RSL Projects
Stealth Destroyer – DDG 1000
The scenario:
The U.S. Navy contracted with Ingalls Shipbuilding to build the world’s most sophisticated, advanced technological stealth destroyer.
The problem:
“Stealth” is defined as very low radar cross section (RCS) and requires clean lines and linear angels, with no protruding objects. Traditional lights mounted on the ship’s superstructure compromise the stealth characteristic by increasing the vessel’s RCS.
The Navy indeed needed external lights—which are required to illuminate the top of the superstructure—but they needed them to be dual function while still meeting low RCS requirements. Their Radar Signature Analysis Team indicated a “cone” shape could work to provide required low RCS, but the major challenge was to incorporate light shaping optics into such a unit while keeping conical shape structure intact.
The solution:
A longtime collaborator of RSL on shipbuilding projects, Ingalls approached our team to design a state-of-the-art embedded remote source lighting system for this critical destroyer build. We got to work, providing a proof-of-concept build using plexiglass cone enclosures with two reflector cones and two cables entering the unit from the base. Our final design leveraged this dual-reflector cone concept within the conical enclosure, and further reduced the RCS footprint with features like energy-dissipating metallic coating and specific dimensions to eliminate radar wave reflection.
We embedded the topside lights directly into the ship’s structure at required angles and positions as well as developed custom optics to fit those highly limited spaces. RSL lights provided the required emission shapes for each navigation and signaling function, as well as unique illumination patterns.
And don’t forget: the U.S. Navy required these light units to be interchangeable.
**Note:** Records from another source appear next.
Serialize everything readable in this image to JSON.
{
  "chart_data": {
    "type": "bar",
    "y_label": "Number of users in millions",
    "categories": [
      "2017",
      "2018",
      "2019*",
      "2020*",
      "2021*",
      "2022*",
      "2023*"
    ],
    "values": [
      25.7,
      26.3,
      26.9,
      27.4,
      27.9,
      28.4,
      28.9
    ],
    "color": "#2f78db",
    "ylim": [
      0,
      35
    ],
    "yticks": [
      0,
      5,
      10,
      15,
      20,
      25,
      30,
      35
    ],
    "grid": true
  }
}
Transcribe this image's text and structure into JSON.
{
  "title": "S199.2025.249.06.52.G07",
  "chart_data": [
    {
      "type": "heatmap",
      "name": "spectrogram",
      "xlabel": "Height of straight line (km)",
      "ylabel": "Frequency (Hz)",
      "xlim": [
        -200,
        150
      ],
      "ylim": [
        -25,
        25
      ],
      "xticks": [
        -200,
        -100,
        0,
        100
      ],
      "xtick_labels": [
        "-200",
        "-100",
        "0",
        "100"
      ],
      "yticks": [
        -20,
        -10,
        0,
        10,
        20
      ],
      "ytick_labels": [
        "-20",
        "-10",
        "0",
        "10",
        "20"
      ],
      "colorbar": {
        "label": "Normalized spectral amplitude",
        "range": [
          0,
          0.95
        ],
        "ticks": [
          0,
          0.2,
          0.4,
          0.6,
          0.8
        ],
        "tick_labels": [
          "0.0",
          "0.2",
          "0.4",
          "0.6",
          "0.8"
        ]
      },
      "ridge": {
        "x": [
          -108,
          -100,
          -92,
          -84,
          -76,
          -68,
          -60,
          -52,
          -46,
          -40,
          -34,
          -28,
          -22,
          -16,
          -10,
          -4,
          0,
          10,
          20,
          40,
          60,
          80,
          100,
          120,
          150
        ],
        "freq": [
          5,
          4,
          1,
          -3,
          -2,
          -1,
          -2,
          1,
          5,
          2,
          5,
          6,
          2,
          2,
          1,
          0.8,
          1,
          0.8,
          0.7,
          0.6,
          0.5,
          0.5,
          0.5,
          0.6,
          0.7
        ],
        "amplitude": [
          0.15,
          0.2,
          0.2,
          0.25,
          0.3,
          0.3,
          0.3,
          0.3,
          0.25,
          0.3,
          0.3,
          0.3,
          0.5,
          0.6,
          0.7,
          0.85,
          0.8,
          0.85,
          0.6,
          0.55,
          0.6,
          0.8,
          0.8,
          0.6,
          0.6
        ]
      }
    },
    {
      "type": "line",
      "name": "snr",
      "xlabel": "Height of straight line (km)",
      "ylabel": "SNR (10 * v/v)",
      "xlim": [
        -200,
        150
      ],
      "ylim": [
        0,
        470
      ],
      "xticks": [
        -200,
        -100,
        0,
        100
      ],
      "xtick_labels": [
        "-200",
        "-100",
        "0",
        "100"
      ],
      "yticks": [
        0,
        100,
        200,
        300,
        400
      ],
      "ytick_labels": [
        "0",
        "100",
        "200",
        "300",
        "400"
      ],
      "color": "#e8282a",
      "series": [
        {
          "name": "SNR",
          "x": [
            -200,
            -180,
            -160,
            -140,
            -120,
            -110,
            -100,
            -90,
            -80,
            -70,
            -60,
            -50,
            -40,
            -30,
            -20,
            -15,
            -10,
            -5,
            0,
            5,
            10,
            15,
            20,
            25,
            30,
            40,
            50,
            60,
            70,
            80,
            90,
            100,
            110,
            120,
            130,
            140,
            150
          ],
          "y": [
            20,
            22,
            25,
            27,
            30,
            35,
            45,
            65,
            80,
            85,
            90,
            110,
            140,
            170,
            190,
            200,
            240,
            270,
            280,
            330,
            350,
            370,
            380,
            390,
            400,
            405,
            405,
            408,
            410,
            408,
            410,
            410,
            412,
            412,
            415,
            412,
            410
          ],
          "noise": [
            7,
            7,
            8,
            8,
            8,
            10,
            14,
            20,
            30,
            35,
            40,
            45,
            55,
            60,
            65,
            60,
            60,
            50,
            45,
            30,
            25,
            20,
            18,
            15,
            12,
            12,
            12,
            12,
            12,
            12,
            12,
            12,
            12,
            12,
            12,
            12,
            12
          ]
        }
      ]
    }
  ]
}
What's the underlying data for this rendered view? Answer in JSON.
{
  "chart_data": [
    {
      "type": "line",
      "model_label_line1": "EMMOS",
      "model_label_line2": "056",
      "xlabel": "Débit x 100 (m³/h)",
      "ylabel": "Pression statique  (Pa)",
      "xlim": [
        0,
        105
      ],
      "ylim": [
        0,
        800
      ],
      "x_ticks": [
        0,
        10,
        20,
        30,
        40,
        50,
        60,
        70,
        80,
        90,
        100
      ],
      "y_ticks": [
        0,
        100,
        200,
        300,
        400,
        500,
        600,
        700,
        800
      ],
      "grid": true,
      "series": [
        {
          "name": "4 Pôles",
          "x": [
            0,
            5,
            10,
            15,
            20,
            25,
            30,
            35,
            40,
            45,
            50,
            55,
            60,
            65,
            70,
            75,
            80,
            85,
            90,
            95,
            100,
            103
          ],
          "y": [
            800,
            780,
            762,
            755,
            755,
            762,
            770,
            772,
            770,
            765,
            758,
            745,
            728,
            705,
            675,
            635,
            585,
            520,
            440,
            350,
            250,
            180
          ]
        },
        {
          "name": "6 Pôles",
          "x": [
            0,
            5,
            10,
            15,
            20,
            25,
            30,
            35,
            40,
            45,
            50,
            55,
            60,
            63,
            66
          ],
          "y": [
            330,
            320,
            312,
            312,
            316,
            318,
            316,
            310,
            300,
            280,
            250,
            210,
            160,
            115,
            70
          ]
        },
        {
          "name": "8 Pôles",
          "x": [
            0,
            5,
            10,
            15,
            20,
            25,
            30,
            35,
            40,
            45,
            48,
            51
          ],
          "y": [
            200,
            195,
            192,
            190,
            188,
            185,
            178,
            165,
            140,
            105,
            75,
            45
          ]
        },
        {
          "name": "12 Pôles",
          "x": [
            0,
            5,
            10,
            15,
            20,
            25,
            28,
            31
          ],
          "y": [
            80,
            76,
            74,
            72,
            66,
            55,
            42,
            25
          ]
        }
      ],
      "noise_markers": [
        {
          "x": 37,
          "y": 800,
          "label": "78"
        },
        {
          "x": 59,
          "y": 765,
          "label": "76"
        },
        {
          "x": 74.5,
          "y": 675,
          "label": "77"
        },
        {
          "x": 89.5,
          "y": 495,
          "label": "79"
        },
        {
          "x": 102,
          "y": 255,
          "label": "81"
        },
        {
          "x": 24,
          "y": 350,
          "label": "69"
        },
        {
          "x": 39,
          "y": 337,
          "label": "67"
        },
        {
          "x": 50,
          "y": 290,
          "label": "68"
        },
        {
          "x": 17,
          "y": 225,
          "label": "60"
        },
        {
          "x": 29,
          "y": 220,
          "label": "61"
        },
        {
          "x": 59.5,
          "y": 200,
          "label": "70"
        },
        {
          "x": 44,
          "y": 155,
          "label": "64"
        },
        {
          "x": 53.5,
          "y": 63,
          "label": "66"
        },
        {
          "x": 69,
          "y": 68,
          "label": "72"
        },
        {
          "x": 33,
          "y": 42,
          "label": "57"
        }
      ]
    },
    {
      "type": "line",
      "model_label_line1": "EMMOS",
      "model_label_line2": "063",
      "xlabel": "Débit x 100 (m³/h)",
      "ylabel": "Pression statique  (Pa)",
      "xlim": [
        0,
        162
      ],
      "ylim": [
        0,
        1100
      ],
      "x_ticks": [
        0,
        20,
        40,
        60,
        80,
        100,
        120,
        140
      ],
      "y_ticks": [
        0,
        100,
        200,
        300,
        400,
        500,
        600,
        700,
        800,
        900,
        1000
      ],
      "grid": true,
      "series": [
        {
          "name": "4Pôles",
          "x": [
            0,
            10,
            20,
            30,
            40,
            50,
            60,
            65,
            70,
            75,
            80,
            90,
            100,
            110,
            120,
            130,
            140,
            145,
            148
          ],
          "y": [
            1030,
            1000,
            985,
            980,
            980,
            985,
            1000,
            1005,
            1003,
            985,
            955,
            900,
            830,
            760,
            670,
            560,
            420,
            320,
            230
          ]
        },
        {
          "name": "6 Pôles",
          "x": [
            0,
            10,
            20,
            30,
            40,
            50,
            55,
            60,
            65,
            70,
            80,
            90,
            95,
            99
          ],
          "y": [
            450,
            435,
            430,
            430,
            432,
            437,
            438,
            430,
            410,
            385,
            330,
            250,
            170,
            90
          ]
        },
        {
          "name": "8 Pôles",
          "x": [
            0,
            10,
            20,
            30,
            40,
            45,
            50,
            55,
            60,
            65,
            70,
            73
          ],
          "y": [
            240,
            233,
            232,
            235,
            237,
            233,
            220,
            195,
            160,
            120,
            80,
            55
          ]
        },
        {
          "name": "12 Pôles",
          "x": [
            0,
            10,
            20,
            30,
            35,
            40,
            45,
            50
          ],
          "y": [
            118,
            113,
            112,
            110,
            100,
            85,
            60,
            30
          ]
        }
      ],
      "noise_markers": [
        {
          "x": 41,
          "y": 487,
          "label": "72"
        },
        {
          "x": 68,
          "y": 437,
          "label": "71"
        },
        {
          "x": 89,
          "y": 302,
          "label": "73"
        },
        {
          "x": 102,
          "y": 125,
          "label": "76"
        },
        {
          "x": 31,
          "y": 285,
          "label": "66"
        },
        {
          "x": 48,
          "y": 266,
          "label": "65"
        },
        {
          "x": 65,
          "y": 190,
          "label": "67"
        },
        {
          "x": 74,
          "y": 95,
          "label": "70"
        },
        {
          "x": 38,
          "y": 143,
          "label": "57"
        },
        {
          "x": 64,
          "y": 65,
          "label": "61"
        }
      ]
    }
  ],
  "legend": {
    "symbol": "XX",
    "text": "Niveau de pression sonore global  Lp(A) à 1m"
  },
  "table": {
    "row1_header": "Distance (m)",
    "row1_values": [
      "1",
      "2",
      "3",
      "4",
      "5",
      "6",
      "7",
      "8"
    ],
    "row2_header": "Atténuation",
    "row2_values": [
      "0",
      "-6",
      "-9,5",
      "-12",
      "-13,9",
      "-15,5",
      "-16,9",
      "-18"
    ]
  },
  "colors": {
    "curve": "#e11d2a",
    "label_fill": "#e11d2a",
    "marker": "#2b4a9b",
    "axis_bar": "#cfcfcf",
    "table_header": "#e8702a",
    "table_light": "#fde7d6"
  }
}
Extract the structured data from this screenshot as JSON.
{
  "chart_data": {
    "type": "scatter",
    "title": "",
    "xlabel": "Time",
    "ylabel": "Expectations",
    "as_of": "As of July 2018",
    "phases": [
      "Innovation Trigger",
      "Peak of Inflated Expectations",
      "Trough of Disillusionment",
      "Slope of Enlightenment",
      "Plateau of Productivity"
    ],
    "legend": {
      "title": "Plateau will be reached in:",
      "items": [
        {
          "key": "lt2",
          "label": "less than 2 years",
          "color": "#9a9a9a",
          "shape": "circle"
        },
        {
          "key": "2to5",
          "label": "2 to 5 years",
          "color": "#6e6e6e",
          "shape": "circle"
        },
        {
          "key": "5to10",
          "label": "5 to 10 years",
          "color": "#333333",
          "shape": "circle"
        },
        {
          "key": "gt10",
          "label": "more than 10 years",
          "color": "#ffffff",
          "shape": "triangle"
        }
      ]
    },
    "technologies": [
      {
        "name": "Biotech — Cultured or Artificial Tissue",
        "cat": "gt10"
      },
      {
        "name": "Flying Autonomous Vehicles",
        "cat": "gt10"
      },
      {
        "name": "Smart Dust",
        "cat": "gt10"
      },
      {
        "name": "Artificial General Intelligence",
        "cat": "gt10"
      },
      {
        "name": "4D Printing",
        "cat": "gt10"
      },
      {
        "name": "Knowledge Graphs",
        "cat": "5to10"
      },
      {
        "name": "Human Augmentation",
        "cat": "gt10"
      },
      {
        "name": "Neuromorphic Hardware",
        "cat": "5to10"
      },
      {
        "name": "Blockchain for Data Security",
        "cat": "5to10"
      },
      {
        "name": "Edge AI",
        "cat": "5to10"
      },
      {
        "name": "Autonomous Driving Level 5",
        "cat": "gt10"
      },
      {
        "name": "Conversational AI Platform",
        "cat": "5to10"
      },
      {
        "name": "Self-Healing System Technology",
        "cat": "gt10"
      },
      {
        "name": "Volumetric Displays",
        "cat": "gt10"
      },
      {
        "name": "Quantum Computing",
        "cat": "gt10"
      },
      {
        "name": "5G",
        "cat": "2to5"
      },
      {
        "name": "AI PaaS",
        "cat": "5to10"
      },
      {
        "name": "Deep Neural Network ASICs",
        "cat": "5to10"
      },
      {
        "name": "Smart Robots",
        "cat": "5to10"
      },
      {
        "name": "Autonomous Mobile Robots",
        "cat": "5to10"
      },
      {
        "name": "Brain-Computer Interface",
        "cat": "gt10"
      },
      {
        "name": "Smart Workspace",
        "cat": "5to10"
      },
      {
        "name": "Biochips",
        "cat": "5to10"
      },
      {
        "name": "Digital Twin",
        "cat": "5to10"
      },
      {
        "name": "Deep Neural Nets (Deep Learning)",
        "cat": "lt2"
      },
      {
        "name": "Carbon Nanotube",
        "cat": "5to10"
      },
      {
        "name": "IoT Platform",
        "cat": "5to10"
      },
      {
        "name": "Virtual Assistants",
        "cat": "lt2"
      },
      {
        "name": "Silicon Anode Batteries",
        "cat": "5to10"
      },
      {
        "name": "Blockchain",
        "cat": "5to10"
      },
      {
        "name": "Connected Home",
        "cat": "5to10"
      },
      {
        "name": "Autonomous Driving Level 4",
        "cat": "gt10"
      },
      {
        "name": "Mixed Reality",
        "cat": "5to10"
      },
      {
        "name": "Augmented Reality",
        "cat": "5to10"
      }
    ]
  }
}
So, we leveraged our light expertise to design illuminators for multiple function, using the same part for various applications and connectivity to the ship-wide control system.
When our prototype concept was presented to the DDG 1000 program manager in Washington, D.C., he actually hugged the unit and said, “I love it!”
That technology today:
The RSL remote source lighting technology remains on all DDG 1000 class of stealth destroyers and is the light that brings our naval aviators home safely.